SG must learn from its budget shortcomings

With the budget issues swirling statewide, it is no surprise that Student Government’s budget has remained in the headlines.

Two years ago, the SG budget was $400,000, but statewide budget cuts have taken a toll on the group’s funding, which has been dramatically cut the past two years. SG has been forced to find different ways be more fiscally responsible. This has resulted in trying to find alternative methods for generating revenue, and also better defining spending and looking at where all the money is going.

Last year’s SG did not do so well with the task. Funds allocated for student organizations ran out before the end of the year.

SG has responded with actions, from Senate accountability to an executive-driven Campus 365 Plan that addresses UK issues, in order to do things differently.

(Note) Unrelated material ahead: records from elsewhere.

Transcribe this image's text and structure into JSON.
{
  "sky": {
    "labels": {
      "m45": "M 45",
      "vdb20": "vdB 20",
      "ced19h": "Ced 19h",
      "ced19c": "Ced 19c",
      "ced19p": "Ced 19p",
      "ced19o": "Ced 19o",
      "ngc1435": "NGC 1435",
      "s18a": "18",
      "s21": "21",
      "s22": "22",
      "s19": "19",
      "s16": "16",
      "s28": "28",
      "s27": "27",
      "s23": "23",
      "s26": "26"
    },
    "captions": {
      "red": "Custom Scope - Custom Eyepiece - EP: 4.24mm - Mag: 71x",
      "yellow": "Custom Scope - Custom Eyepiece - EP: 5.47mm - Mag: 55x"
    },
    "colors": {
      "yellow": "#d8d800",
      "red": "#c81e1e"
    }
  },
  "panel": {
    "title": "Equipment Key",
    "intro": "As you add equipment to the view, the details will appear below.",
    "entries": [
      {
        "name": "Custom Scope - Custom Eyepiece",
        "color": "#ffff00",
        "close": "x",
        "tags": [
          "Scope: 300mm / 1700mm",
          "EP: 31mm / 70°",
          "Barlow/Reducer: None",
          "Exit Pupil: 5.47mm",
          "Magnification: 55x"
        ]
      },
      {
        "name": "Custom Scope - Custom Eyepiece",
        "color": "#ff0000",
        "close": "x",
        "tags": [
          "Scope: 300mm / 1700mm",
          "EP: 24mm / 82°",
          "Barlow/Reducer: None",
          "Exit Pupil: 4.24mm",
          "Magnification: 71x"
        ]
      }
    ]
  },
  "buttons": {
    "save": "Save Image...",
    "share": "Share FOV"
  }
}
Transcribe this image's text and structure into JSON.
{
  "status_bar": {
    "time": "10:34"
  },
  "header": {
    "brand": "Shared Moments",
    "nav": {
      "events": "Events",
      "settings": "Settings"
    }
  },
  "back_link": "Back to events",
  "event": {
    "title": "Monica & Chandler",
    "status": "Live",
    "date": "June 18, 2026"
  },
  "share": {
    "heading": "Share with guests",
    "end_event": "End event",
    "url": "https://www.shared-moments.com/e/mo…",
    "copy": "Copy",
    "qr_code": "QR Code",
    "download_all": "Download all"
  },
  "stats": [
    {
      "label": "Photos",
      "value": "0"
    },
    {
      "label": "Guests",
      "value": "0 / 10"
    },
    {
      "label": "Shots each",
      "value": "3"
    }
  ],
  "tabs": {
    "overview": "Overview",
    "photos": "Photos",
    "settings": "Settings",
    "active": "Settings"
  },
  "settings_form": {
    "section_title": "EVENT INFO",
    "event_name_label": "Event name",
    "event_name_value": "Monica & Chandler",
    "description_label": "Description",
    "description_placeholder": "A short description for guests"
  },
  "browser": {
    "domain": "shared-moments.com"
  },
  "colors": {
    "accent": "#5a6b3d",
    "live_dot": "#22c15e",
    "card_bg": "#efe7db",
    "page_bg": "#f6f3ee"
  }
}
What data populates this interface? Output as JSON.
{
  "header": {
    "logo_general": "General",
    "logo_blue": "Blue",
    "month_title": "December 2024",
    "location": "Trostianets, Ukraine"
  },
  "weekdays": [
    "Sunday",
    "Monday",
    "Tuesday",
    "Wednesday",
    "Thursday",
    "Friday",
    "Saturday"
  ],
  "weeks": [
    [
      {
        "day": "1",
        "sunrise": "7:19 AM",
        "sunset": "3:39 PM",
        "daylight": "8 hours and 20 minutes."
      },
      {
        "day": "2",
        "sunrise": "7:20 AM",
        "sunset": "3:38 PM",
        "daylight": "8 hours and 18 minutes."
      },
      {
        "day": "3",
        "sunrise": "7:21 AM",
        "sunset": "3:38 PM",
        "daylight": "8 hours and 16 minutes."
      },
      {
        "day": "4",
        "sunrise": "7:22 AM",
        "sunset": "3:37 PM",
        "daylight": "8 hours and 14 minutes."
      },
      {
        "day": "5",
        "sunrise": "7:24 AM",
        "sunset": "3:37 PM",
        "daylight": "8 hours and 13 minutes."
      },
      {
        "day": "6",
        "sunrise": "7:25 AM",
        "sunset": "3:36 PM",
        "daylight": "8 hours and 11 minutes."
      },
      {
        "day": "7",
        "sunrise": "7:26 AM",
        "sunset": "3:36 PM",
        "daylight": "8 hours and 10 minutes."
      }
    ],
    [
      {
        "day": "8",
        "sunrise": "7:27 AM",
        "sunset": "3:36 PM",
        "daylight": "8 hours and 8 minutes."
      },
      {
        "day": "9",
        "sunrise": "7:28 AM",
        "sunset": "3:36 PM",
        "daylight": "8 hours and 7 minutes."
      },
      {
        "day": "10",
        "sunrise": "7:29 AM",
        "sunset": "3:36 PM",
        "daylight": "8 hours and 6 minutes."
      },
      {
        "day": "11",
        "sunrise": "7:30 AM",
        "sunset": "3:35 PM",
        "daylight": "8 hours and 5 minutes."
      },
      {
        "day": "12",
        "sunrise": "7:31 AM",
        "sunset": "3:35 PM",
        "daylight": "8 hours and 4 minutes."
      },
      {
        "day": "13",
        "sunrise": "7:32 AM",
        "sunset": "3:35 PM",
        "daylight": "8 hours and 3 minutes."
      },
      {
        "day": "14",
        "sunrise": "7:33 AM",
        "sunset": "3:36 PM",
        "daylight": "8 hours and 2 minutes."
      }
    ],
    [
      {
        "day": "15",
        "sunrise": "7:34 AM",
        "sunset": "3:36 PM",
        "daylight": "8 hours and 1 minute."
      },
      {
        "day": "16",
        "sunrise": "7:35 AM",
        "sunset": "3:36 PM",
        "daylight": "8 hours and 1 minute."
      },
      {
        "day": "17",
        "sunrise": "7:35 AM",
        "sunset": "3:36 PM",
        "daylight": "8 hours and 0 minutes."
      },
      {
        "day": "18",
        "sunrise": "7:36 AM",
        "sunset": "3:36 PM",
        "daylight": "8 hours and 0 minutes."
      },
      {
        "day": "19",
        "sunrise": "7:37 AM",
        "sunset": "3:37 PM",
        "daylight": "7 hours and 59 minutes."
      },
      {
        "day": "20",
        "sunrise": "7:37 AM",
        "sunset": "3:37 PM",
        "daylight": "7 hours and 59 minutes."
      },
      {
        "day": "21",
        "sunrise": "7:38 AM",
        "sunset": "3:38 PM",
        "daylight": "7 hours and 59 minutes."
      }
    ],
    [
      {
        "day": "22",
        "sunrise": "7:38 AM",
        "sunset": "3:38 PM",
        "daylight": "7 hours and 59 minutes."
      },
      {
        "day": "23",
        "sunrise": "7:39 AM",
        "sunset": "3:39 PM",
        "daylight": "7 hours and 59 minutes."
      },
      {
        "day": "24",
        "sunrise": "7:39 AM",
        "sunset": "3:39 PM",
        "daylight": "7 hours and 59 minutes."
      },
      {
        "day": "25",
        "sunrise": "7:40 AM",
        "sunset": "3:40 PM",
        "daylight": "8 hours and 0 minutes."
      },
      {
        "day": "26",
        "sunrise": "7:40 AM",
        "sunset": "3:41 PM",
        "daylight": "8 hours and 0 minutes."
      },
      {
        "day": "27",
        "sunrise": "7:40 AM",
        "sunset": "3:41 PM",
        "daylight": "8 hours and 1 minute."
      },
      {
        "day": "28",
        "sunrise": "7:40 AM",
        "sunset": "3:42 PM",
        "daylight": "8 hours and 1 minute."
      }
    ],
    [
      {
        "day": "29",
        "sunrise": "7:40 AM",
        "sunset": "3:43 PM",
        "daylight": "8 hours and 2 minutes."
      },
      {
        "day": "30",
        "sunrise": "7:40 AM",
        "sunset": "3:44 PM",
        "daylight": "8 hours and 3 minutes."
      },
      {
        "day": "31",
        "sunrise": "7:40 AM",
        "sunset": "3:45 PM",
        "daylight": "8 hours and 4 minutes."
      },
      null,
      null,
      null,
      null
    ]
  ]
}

This goal will be difficult to achieve, but the approach looks at the problem holistically to ensure that every dollar is used as effectively as possible. SG has tried to do away with wasteful spending — an example that could probably be followed in many other Kentucky institutions as it tries to facilitate change from the top down.

To start, the work of the Senate president has been given a $1,000 pay raise. That may not seem like change, but the senators that head up committees have cut their pay altogether to make the Senate president’s raise possible.

The Senate as a whole also passed an act that would make them more responsible for attending meetings and events sponsored by SG. So not only will senators have to take their roles more seriously, but they will also have to be involved in the events they sponsor beyond just giving some money to the cause.

What is in place is a senate that values the work of the executive and takes their jobs seriously, attempting to show that SG understands what they need to do to make a successful campus.

In order to increase revenue, SG distributed 10,000 planners with the UK academic calendar and some athletic calendars. The project generated $9,500 in revenue from advertising sales in collaboration with University Directories.

Learning from last year’s budget blunder, SG has built in a failsafe of sorts in the form of a budget clause. A minimum of $40,000 in funds will be available solely for the spring semester so that all programs will be able to receive equal funding throughout the year.

Students are no longer able to request funds multiple times without just cause, in order to decrease collegiate level “pork-barrel spending.” And to ensure that the message of fiscal responsibility has gotten out, SG held a banquet to make students aware of the changes and what is available and accessible to organizations.

At the moment, there is no way of knowing how these moves will turn out, but SG has tried to tackle the budget crisis better than most groups struggling with the same issues.

But the group can’t stop their critical thinking and reorganization of their budget. Some of the allotment of funds needs more of a critical approach. Throwing iPods at diversity and giving money to big causes has to have the same thought put into it as the budget change.

SG must work to lay the groundwork to ensure that funds allocated to student groups do not run dry, but also continue to find ways to stretch a dollar while maintaining focus on what is important to UK students in these tough economic times.